Nel corso degli interventi, i militari hanno individuato complessivamente 16 lavoratori di nazionalità senegalese, marocchina, indiana e italiana completamente in nero, sprovvisti del contratto di assunzione.

Un’attività è risultata completamente sconosciuta al Fisco, esercitata in locali non dichiarati, in maniera abusiva. Durante le ispezioni è stata riscontrata anche la presenza di un lavoratore extracomunitario, con permesso di soggiorno revocato al quale è stata applicata la procedura di espulsione.

Tra i lavoratori in nero è stata scoperta anche una persona che percepiva la cosiddetta «Naspi», l’indennità di disoccupazione, e che dovrà restituire l’importo indebitamente percepito pagando anche una sanzione pari al triplo del beneficio ottenuto.

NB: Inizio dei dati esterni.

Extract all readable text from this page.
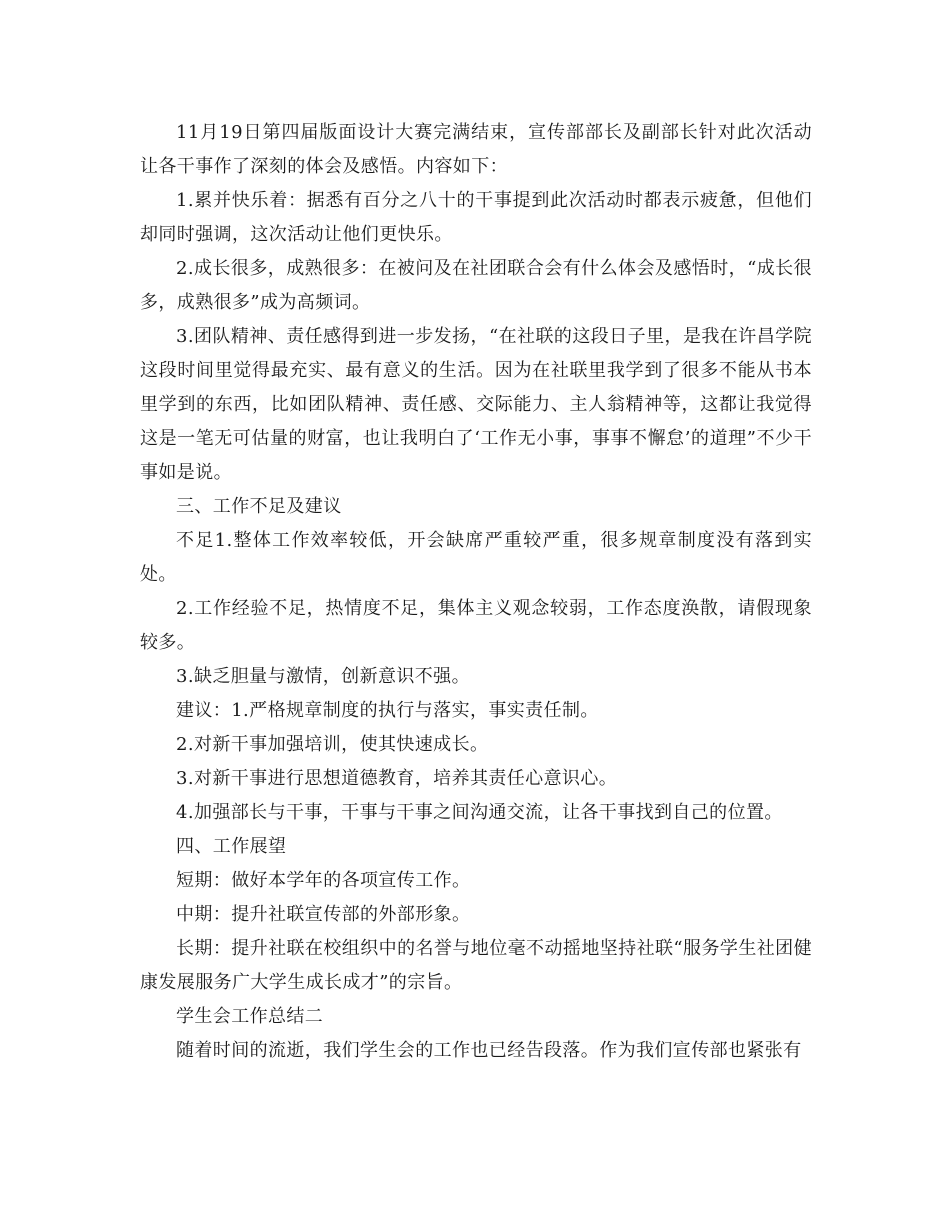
11月19日第四届版面设计大赛完满结束，宣传部部长及副部长针对此次活动让各干事作了深刻的体会及感悟。内容如下：

1.累并快乐着：据悉有百分之八十的干事提到此次活动时都表示疲惫，但他们却同时强调，这次活动让他们更快乐。

2.成长很多，成熟很多：在被问及在社团联合会有什么体会及感悟时，“成长很多，成熟很多”成为高频词。

3.团队精神、责任感得到进一步发扬，“在社联的这段日子里，是我在许昌学院这段时间里觉得最充实、最有意义的生活。因为在社联里我学到了很多不能从书本里学到的东西，比如团队精神、责任感、交际能力、主人翁精神等，这都让我觉得这是一笔无可估量的财富，也让我明白了‘工作无小事，事事不懈怠’的道理”不少干事如是说。

三、工作不足及建议

不足1.整体工作效率较低，开会缺席严重较严重，很多规章制度没有落到实处。

2.工作经验不足，热情度不足，集体主义观念较弱，工作态度涣散，请假现象较多。

3.缺乏胆量与激情，创新意识不强。

建议：1.严格规章制度的执行与落实，事实责任制。

2.对新干事加强培训，使其快速成长。

3.对新干事进行思想道德教育，培养其责任心意识心。

4.加强部长与干事，干事与干事之间沟通交流，让各干事找到自己的位置。

四、工作展望

短期：做好本学年的各项宣传工作。

中期：提升社联宣传部的外部形象。

长期：提升社联在校组织中的名誉与地位毫不动摇地坚持社联“服务学生社团健康发展服务广大学生成长成才”的宗旨。

学生会工作总结二

随着时间的流逝，我们学生会的工作也已经告段落。作为我们宣传部也紧张有
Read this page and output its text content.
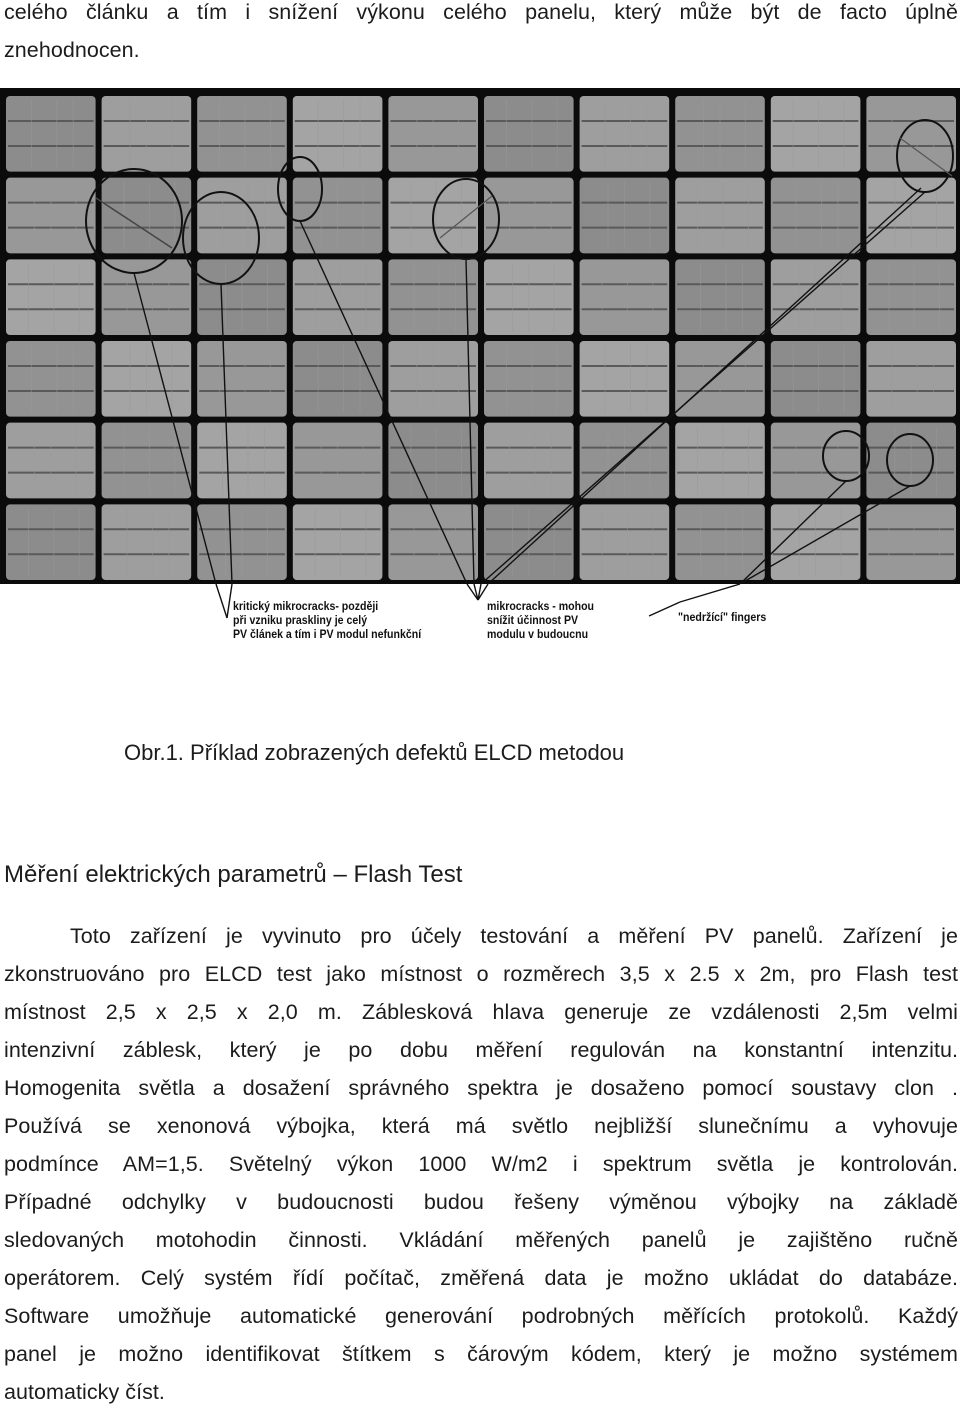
celého článku a tím i snížení výkonu celého panelu, který může být de facto úplně
znehodnocen.
kritický mikrocracks- později
při vzniku praskliny je celý
PV článek a tím i PV modul nefunkční
mikrocracks - mohou
snížit účinnost PV
modulu v budoucnu
"nedržící" fingers
Obr.1. Příklad zobrazených defektů ELCD metodou
Měření elektrických parametrů – Flash Test
Toto zařízení je vyvinuto pro účely testování a měření PV panelů. Zařízení je
zkonstruováno pro ELCD test jako místnost o rozměrech 3,5 x 2.5 x 2m, pro Flash test
místnost 2,5 x 2,5 x 2,0 m. Záblesková hlava generuje ze vzdálenosti 2,5m velmi
intenzivní záblesk, který je po dobu měření regulován na konstantní intenzitu.
Homogenita světla a dosažení správného spektra je dosaženo pomocí soustavy clon .
Používá se xenonová výbojka, která má světlo nejbližší slunečnímu a vyhovuje
podmínce AM=1,5. Světelný výkon 1000 W/m2 i spektrum světla je kontrolován.
Případné odchylky v budoucnosti budou řešeny výměnou výbojky na základě
sledovaných motohodin činnosti. Vkládání měřených panelů je zajištěno ručně
operátorem. Celý systém řídí počítač, změřená data je možno ukládat do databáze.
Software umožňuje automatické generování podrobných měřících protokolů. Každý
panel je možno identifikovat štítkem s čárovým kódem, který je možno systémem
automaticky číst.
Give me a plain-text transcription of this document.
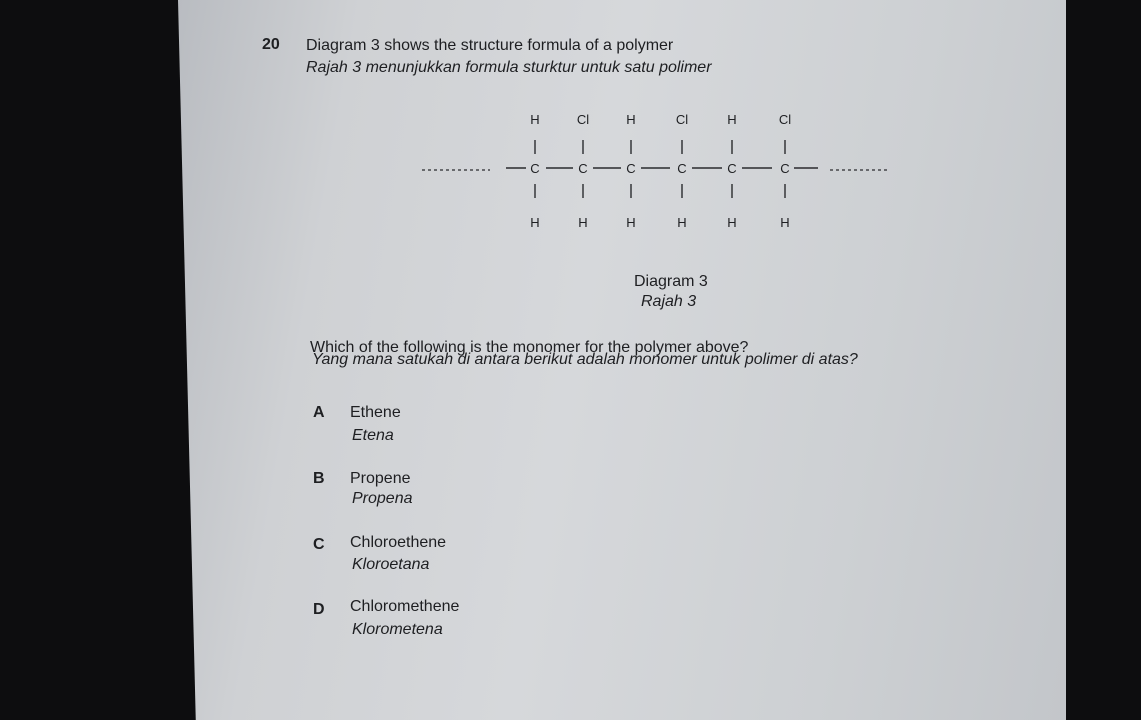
20 Diagram 3 shows the structure formula of a polymer
Rajah 3 menunjukkan formula sturktur untuk satu polimer
H	Cl	H	Cl	H	Cl
C	C	C	C	C	C
H	H	H	H	H	H
Diagram 3
Rajah 3
Which of the following is the monomer for the polymer above?
Yang mana satukah di antara berikut adalah monomer untuk polimer di atas?
A Ethene
Etena
B Propene
Propena
C Chloroethene
Kloroetana
D Chloromethene
Klorometena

Dagli accertamenti dei Finanzieri è risultato anche che due di loro, una donna italiana e una nigeriana, avevano presentato domanda per accedere al Rreddito di cittadinanza, istanze però non accolte dall’Inps. Nei confronti delle dieci aziende è scattato l’obbligo di regolarizzazione del personale e per sette di queste la segnalazione per la sospensione dell’attività a cura dell’Ispettorato Territoriale Lavoro, attività che può essere ripresa solo dopo il pagamento delle relative sanzioni.